R question about plotting probability/density histogram the right way

I have a following matrix [500,2], so we have 500 rows and 2 columns, the left one gives us the index of X observations, and the right one gives the probability with which this X comes true, so - a typical probability density relationship.
So, my question is, how to plot the histogram the right way, so that the x-axis is the x-index, and the y-axis is the density(0.01-1.00). The bandwidth of the estimator is 0.33.
Thanks in advance!
the end of the whole data looks like this: just for a little orientation
[490,] 2.338260830 0.04858685
[491,] 2.347839477 0.04797310
[492,] 2.357418125 0.04736149
[493,] 2.366996772 0.04675206
[494,] 2.376575419 0.04614482
[495,] 2.386154067 0.04553980
[496,] 2.395732714 0.04493702
[497,] 2.405311361 0.04433653
[498,] 2.414890008 0.04373835
[499,] 2.424468656 0.04314252
[500,] 2.434047303 0.04254907
#everyone,
yes, I have made the estimation before, so.. the bandwith is what I mentioned, the data is ordered from low to high values, so respecively the probability at the beginning is 0,22, at the peak about 0,48, at the end 0,15.
The line with the density is plotted like a charm but I have to do in addition is to plot a histogram! So, how I can do this, ordering the blocks properly(ho the data to be splitted in boxes etc..)
Any suggestions?
Here is a part of the data AFTER the estimation, all values are discrete, so I assume histogram can be created.., hopefully.
[491,] 4.956164 0.2618131
[492,] 4.963014 0.2608723
[493,] 4.969863 0.2599309
[494,] 4.976712 0.2589889
[495,] 4.983562 0.2580464
[496,] 4.990411 0.2571034
[497,] 4.997260 0.2561599
[498,] 5.004110 0.2552159
[499,] 5.010959 0.2542716
[500,] 5.017808 0.2533268
[501,] 5.024658 0.2523817
Best regards,
appreciate the fast responses!(bow)
What will do the job is to create a histogram just for the indexes, grouping them in a way x25/x50 each, for instance...and compute the average probability for each 25 or 50/100/150/200/250 etc as boxes..?

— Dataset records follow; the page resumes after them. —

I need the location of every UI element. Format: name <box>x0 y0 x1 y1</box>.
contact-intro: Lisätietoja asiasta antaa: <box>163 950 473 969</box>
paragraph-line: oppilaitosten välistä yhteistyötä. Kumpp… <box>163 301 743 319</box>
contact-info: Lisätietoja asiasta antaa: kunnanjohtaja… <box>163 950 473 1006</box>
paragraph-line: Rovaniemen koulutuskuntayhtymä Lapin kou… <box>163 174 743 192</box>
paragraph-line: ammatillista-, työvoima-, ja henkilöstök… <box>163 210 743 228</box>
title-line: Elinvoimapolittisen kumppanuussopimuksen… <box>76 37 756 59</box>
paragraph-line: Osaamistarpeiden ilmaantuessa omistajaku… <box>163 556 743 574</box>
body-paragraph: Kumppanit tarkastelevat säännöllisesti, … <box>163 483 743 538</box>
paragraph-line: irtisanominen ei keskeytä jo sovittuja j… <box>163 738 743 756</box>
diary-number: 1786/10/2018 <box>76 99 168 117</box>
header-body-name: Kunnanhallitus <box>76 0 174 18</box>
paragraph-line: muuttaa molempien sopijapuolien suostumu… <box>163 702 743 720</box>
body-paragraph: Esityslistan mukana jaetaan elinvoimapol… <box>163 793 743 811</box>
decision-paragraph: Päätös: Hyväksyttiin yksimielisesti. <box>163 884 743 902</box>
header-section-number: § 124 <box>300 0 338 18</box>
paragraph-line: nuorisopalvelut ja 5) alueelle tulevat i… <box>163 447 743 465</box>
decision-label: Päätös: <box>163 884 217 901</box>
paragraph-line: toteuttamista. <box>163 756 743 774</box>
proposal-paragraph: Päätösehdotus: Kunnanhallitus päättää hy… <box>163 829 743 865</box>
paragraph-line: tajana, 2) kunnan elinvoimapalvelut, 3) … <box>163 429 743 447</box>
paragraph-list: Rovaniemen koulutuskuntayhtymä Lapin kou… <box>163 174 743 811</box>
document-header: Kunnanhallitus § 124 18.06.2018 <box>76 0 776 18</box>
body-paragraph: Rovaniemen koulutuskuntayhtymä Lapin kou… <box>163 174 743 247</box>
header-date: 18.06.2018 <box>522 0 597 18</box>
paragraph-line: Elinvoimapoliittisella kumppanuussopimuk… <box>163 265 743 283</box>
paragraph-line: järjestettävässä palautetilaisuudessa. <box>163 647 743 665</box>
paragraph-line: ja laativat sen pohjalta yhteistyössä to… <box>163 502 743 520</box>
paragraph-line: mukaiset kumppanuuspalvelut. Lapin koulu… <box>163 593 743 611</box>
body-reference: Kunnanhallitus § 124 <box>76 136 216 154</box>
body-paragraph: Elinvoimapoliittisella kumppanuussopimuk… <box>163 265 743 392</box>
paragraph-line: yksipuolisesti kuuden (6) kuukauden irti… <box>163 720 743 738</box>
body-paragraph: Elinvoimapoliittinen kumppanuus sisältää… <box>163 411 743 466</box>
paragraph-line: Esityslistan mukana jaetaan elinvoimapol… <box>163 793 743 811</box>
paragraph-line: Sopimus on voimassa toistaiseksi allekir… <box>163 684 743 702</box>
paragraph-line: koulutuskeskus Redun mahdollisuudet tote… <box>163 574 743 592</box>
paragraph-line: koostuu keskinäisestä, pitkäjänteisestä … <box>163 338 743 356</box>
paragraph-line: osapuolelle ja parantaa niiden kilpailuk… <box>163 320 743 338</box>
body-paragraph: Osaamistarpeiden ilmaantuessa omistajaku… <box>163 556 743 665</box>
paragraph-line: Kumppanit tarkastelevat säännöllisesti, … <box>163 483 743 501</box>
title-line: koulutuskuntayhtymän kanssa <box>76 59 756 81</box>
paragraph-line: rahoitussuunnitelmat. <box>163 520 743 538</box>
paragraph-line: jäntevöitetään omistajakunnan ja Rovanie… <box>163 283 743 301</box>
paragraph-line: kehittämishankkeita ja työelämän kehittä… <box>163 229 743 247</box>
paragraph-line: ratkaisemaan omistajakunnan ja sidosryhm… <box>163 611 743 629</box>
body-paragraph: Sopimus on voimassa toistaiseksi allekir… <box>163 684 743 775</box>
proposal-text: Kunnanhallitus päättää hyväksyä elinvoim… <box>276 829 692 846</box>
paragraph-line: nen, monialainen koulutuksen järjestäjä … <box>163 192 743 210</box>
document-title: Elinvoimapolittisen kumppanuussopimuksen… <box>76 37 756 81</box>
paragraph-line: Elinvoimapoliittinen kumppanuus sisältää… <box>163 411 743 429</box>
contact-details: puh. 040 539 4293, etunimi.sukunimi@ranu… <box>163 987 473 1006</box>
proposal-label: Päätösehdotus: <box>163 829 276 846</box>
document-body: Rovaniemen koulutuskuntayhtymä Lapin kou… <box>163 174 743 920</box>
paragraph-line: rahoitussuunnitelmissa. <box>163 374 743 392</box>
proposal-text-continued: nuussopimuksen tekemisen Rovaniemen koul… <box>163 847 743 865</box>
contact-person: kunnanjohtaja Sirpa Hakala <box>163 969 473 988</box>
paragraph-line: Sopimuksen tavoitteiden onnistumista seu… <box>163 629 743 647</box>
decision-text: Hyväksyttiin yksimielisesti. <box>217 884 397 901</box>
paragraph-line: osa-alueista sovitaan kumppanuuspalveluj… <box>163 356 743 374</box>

Assuming the rows are in order from lowest to highest value of x, as they appear to be, you can use the default plot command, the only change you need is the type:
plot(your.data, type = 'l')
EDIT:
Ok, I'm not sure this is better than the density plot, but it can be done:
x = dnorm(seq(-1, 1, length = 500))
x.bins = rep(1:50, each = 10)
bars = aggregate(x, by = list(x.bins), FUN = sum)[,2]
barplot(bars)
In your case, replace x with the probabilities from the second column of your matrix.
EDIT2:
On second thought, this only makes sense if your 500 rows represent discrete events. If they are instead points along a continuous distribution function adding them together as I have done is incorrect. Mathematically I don't think you can produce the binned probability for a range using only a few points from within that range.
Assuming M is the matrix. wouldn't this just be :
plot(x=M[ , 1], y = M[ , 2] )
You have already done the density estimation since this is not the original data.